When retrieving analog channel data (what SpikeInterface would refer to as a "stream"), one has the option of using the API's function PL2_GetAnalogChannelData. This returns 5 variables:

  1. num_fragments_returned - the total number of fragments returned
  2. num_data_points_returned - the total number of data points returned (across all fragments)
  3. fragment_timestamps - array containing first integer timestamps for each fragment
  4. fragment_counts - array containing number of data points for each fragment
  5. values - array containing data for all fragments, stored contiguously

For a recording with multiple segments, the function returns all data points for all fragments in a single, contiguous array. We need to use fragment_timestamps and fragment_counts to make sense of things.

HOWEVER

Suppose we conduct a recording in one continuous block, i.e., we do not pause/resume the recording at any time. This means that # of segments == 1. Such a recording can still have multiple fragments if the OmniPlex hardware gets overloaded so there are gaps in the data that actually gets recorded. In effect, there is a mismatch between # of segments and # of fragments. The gap need not be very big. I am currently playing around with a file in which the following values are returned for a supposedly continuous recording:

num_fragments_returned = 2 fragment_timestamps = [61, 8200645] fragment_counts[8196286, 41286384]

The first fragment occupies the tick-interval [61, 8196347) The second fragment occupies the tick-interval [8200645, 49487029)

So the gap between the first and second fragments is 4,298 samples. Given the 40 kHz sampling rate, this translates to roughly 107 ms of missing data.

PROPOSED SOLUTION

I think we should use the information from PL2_GetStartStopChannelInfo and PL2_GetStartStopChannelData as the ground truth -- if this information indicates that there is more than 1 segment, then reject the file for processing.

At the same time, if the number of fragments returned exceeds 1 due to one or more gaps in the data, we should do the following:

  1. Issue a warning
  2. Apply a threshold to determine whether the gap is acceptible. a. If the gap exceeds the threshold, break b. If the gap is less than the threshold, just fill it in with zeros.

Questions:

  1. If we do go with my proposed solution, then what would be an acceptable gap threshold? 1 second? 500 ms?
  2. Would we want to add this threshold as a parameter that can be set by the user somewhere?
zm711 commented 4 weeks ago

I will read your comment soon.
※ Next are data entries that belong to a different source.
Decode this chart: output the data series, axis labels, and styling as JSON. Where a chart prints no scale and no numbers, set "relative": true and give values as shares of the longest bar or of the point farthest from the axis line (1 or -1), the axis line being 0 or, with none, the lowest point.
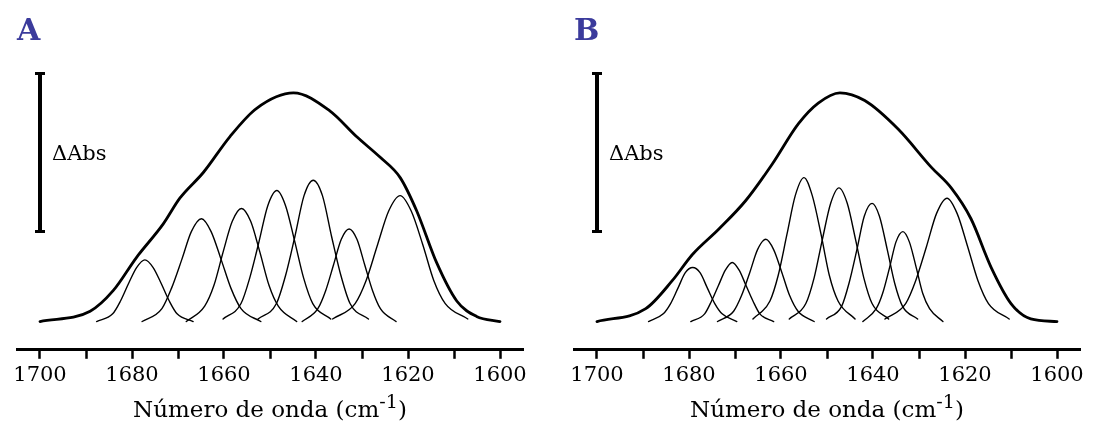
{
  "chart_data": [
    {
      "type": "line",
      "title": "A",
      "xlabel": "Número de onda (cm$^{-1}$)",
      "annotations": [
        "ΔAbs"
      ],
      "relative": true,
      "legend": false,
      "marker": "none",
      "line_style": "solid",
      "xlim": [
        1705,
        1595
      ],
      "xticks": [
        1700,
        {
          "value": 1690,
          "label": null
        },
        1680,
        {
          "value": 1670,
          "label": null
        },
        1660,
        {
          "value": 1650,
          "label": null
        },
        1640,
        {
          "value": 1630,
          "label": null
        },
        1620,
        {
          "value": 1610,
          "label": null
        },
        1600
      ],
      "series": [
        {
          "color": "#000000",
          "x": [
            1700,
            1689.1,
            1684.1,
            1679,
            1673.2,
            1669.6,
            1664.5,
            1658.7,
            1652.9,
            1644.9,
            1637,
            1631.2,
            1626.1,
            1621.7,
            1618.1,
            1613.8,
            1609.4,
            1605.1,
            1600
          ],
          "values": [
            0.11,
            0.15,
            0.23,
            0.36,
            0.49,
            0.59,
            0.69,
            0.83,
            0.94,
            1.0,
            0.93,
            0.83,
            0.75,
            0.67,
            0.54,
            0.34,
            0.19,
            0.13,
            0.11
          ]
        },
        {
          "color": "#000000",
          "x": [
            1687.7,
            1684.2,
            1682.5,
            1680.7,
            1679.0,
            1677.2,
            1675.4,
            1673.7,
            1671.9,
            1670.2,
            1666.7
          ],
          "values": [
            0.11,
            0.14,
            0.19,
            0.26,
            0.32,
            0.35,
            0.32,
            0.26,
            0.19,
            0.14,
            0.11
          ]
        },
        {
          "color": "#000000",
          "x": [
            1677.8,
            1673.5,
            1671.4,
            1669.2,
            1667.1,
            1664.9,
            1662.8,
            1660.6,
            1658.5,
            1656.3,
            1652.0
          ],
          "values": [
            0.11,
            0.16,
            0.24,
            0.35,
            0.46,
            0.51,
            0.46,
            0.35,
            0.24,
            0.16,
            0.11
          ]
        },
        {
          "color": "#000000",
          "x": [
            1668.2,
            1664.2,
            1662.2,
            1660.2,
            1658.2,
            1656.2,
            1654.2,
            1652.2,
            1650.2,
            1648.2,
            1644.2
          ],
          "values": [
            0.11,
            0.17,
            0.25,
            0.38,
            0.5,
            0.55,
            0.5,
            0.38,
            0.25,
            0.17,
            0.11
          ]
        },
        {
          "color": "#000000",
          "x": [
            1660.2,
            1656.3,
            1654.4,
            1652.4,
            1650.5,
            1648.5,
            1646.6,
            1644.6,
            1642.7,
            1640.7,
            1636.8
          ],
          "values": [
            0.12,
            0.18,
            0.28,
            0.42,
            0.56,
            0.62,
            0.56,
            0.42,
            0.28,
            0.18,
            0.12
          ]
        },
        {
          "color": "#000000",
          "x": [
            1652.6,
            1648.6,
            1646.6,
            1644.6,
            1642.6,
            1640.6,
            1638.6,
            1636.6,
            1634.6,
            1632.6,
            1628.6
          ],
          "values": [
            0.12,
            0.18,
            0.29,
            0.44,
            0.6,
            0.66,
            0.6,
            0.44,
            0.29,
            0.18,
            0.12
          ]
        },
        {
          "color": "#000000",
          "x": [
            1643.0,
            1639.6,
            1637.9,
            1636.2,
            1634.5,
            1632.8,
            1631.1,
            1629.4,
            1627.7,
            1626.0,
            1622.6
          ],
          "values": [
            0.11,
            0.16,
            0.23,
            0.33,
            0.43,
            0.47,
            0.43,
            0.33,
            0.23,
            0.16,
            0.11
          ]
        },
        {
          "color": "#000000",
          "x": [
            1636.4,
            1631.5,
            1629.1,
            1626.6,
            1624.2,
            1621.7,
            1619.3,
            1616.8,
            1614.4,
            1611.9,
            1607.0
          ],
          "values": [
            0.12,
            0.18,
            0.27,
            0.41,
            0.54,
            0.6,
            0.54,
            0.41,
            0.27,
            0.18,
            0.12
          ]
        }
      ]
    },
    {
      "type": "line",
      "title": "B",
      "xlabel": "Número de onda (cm$^{-1}$)",
      "annotations": [
        "ΔAbs"
      ],
      "relative": true,
      "legend": false,
      "marker": "none",
      "line_style": "solid",
      "xlim": [
        1705,
        1595
      ],
      "xticks": [
        1700,
        {
          "value": 1690,
          "label": null
        },
        1680,
        {
          "value": 1670,
          "label": null
        },
        1660,
        {
          "value": 1650,
          "label": null
        },
        1640,
        {
          "value": 1630,
          "label": null
        },
        1620,
        {
          "value": 1610,
          "label": null
        },
        1600
      ],
      "series": [
        {
          "color": "#000000",
          "x": [
            1700,
            1689.4,
            1683.6,
            1679.3,
            1673.5,
            1667.7,
            1662,
            1656.2,
            1651.9,
            1647.2,
            1641.8,
            1634.6,
            1627.3,
            1623,
            1618.7,
            1614.3,
            1610,
            1605.7,
            1600
          ],
          "values": [
            0.11,
            0.16,
            0.27,
            0.37,
            0.47,
            0.58,
            0.72,
            0.88,
            0.96,
            1.0,
            0.97,
            0.86,
            0.71,
            0.63,
            0.51,
            0.32,
            0.18,
            0.12,
            0.11
          ]
        },
        {
          "color": "#000000",
          "x": [
            1688.8,
            1685.6,
            1684.0,
            1682.4,
            1680.8,
            1679.2,
            1677.6,
            1676.0,
            1674.4,
            1672.8,
            1669.6
          ],
          "values": [
            0.11,
            0.14,
            0.18,
            0.24,
            0.3,
            0.32,
            0.3,
            0.24,
            0.18,
            0.14,
            0.11
          ]
        },
        {
          "color": "#000000",
          "x": [
            1679.6,
            1676.6,
            1675.1,
            1673.6,
            1672.1,
            1670.6,
            1669.1,
            1667.6,
            1666.1,
            1664.6,
            1661.6
          ],
          "values": [
            0.11,
            0.14,
            0.19,
            0.25,
            0.31,
            0.34,
            0.31,
            0.25,
            0.19,
            0.14,
            0.11
          ]
        },
        {
          "color": "#000000",
          "x": [
            1673.8,
            1670.3,
            1668.6,
            1666.8,
            1665.1,
            1663.3,
            1661.6,
            1659.8,
            1658.1,
            1656.3,
            1652.8
          ],
          "values": [
            0.11,
            0.15,
            0.21,
            0.3,
            0.39,
            0.43,
            0.39,
            0.3,
            0.21,
            0.15,
            0.11
          ]
        },
        {
          "color": "#000000",
          "x": [
            1666.1,
            1662.4,
            1660.6,
            1658.7,
            1656.9,
            1655.0,
            1653.2,
            1651.3,
            1649.5,
            1647.6,
            1643.9
          ],
          "values": [
            0.12,
            0.19,
            0.29,
            0.45,
            0.6,
            0.67,
            0.6,
            0.45,
            0.29,
            0.19,
            0.12
          ]
        },
        {
          "color": "#000000",
          "x": [
            1658.2,
            1654.6,
            1652.8,
            1651.0,
            1649.2,
            1647.4,
            1645.6,
            1643.8,
            1642.0,
            1640.2,
            1636.6
          ],
          "values": [
            0.12,
            0.18,
            0.28,
            0.43,
            0.57,
            0.63,
            0.57,
            0.43,
            0.28,
            0.18,
            0.12
          ]
        },
        {
          "color": "#000000",
          "x": [
            1650.1,
            1646.8,
            1645.2,
            1643.5,
            1641.9,
            1640.2,
            1638.6,
            1636.9,
            1635.3,
            1633.6,
            1630.3
          ],
          "values": [
            0.12,
            0.17,
            0.26,
            0.39,
            0.52,
            0.57,
            0.52,
            0.39,
            0.26,
            0.17,
            0.12
          ]
        },
        {
          "color": "#000000",
          "x": [
            1642.2,
            1639.3,
            1637.9,
            1636.4,
            1635.0,
            1633.5,
            1632.1,
            1630.6,
            1629.2,
            1627.7,
            1624.8
          ],
          "values": [
            0.11,
            0.16,
            0.22,
            0.32,
            0.42,
            0.46,
            0.42,
            0.32,
            0.22,
            0.16,
            0.11
          ]
        },
        {
          "color": "#000000",
          "x": [
            1637.4,
            1632.9,
            1630.7,
            1628.4,
            1626.2,
            1623.9,
            1621.7,
            1619.4,
            1617.2,
            1614.9,
            1610.4
          ],
          "values": [
            0.12,
            0.18,
            0.27,
            0.4,
            0.53,
            0.59,
            0.53,
            0.4,
            0.27,
            0.18,
            0.12
          ]
        }
      ]
    }
  ]
}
Today I'm swamped but I will try for the next couple days :)

h-mayorquin commented 4 weeks ago

Same here, this is on my radar but this week is super busy.

samuelgarcia commented 3 weeks ago

@nikhilchandra I totally agree with, the segments concept in reader should be revised it fuuzy used for handling gaps (like in neurlynx) and handling wanted pause during recording.
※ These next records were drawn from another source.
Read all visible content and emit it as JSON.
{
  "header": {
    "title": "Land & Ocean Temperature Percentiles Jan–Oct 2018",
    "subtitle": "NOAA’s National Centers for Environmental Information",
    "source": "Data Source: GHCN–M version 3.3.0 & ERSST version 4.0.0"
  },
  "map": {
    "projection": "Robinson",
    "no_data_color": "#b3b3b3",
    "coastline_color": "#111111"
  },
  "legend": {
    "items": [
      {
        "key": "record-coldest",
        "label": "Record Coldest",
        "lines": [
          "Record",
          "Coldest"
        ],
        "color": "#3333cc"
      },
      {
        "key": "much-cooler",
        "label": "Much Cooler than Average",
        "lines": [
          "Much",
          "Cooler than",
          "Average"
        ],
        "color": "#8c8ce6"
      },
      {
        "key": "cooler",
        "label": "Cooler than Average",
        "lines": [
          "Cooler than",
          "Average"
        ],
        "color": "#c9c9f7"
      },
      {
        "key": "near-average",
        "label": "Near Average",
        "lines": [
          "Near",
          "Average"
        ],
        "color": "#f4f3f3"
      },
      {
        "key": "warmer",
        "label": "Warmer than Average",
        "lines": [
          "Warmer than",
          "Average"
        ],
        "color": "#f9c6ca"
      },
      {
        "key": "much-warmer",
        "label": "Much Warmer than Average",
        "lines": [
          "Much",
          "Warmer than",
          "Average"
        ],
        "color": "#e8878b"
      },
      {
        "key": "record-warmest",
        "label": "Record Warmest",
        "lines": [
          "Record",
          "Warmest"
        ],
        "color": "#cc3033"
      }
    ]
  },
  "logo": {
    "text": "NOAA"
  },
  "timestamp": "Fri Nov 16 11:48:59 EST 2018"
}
I would propose a call to discuss that with @zm711 @h-mayorquin and maybe @alejoe91.

I think we should have a clear gap handling API directly in neo.rawio and the user could decide the tolerance of the gaps and optionaly could retrieve the timestamps of samples. This is a massive task.

nikhilchandra commented 3 weeks ago

@samuelgarcia Agreed

@zm711 @h-mayorquin @alejoe91 Let me know if you'd like to do a call sometime

nikhilchandra commented 2 weeks ago

@samuelgarcia I am not sure if I should just proceed with my changes or if some discussion is necessary first, based on preceding comments. Please advise.
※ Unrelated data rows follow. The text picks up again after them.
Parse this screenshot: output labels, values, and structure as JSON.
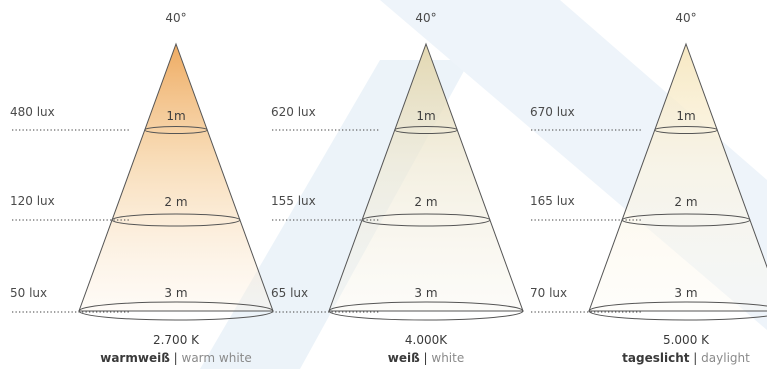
{
  "colors": {
    "watermark": "#e9f1f8",
    "outline": "#555555",
    "warm_top": "#f0b46a",
    "white_top": "#e6dcb8",
    "daylight_top": "#f6ebc8"
  },
  "cones": [
    {
      "angle": "40°",
      "lux": [
        "480 lux",
        "120 lux",
        "50 lux"
      ],
      "distances": [
        "1m",
        "2 m",
        "3 m"
      ],
      "kelvin": "2.700 K",
      "caption_de": "warmweiß",
      "caption_sep": " | ",
      "caption_en": "warm white"
    },
    {
      "angle": "40°",
      "lux": [
        "620 lux",
        "155 lux",
        "65 lux"
      ],
      "distances": [
        "1m",
        "2 m",
        "3 m"
      ],
      "kelvin": "4.000K",
      "caption_de": "weiß",
      "caption_sep": " | ",
      "caption_en": "white"
    },
    {
      "angle": "40°",
      "lux": [
        "670 lux",
        "165 lux",
        "70 lux"
      ],
      "distances": [
        "1m",
        "2 m",
        "3 m"
      ],
      "kelvin": "5.000 K",
      "caption_de": "tageslicht",
      "caption_sep": " | ",
      "caption_en": "daylight"
    }
  ]
}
h-mayorquin commented 2 weeks ago

Sorry for the delay on this. We all have been very busy. We will discuss this this week, would you like to join? I will send an invite by email.

nikhilchandra commented 2 weeks ago

I have responded to your email. See you soon!

h-mayorquin commented 1 week ago

OK, we discussed this today. Sam proposed a general way of thinking about this but I am leaving here the relevant context to move this forward:

Semantic distinction between segments and gaps: Segments are international gaps are not.

In the ideal case we have an automatic way of telling this. Intentional jumps in time become segments non-intentional ones becomes gaps. Gaps should not be segment and we should create an API to collect them.

Nikhil action items:

I will open another issue on python-neo to discuss the API thing.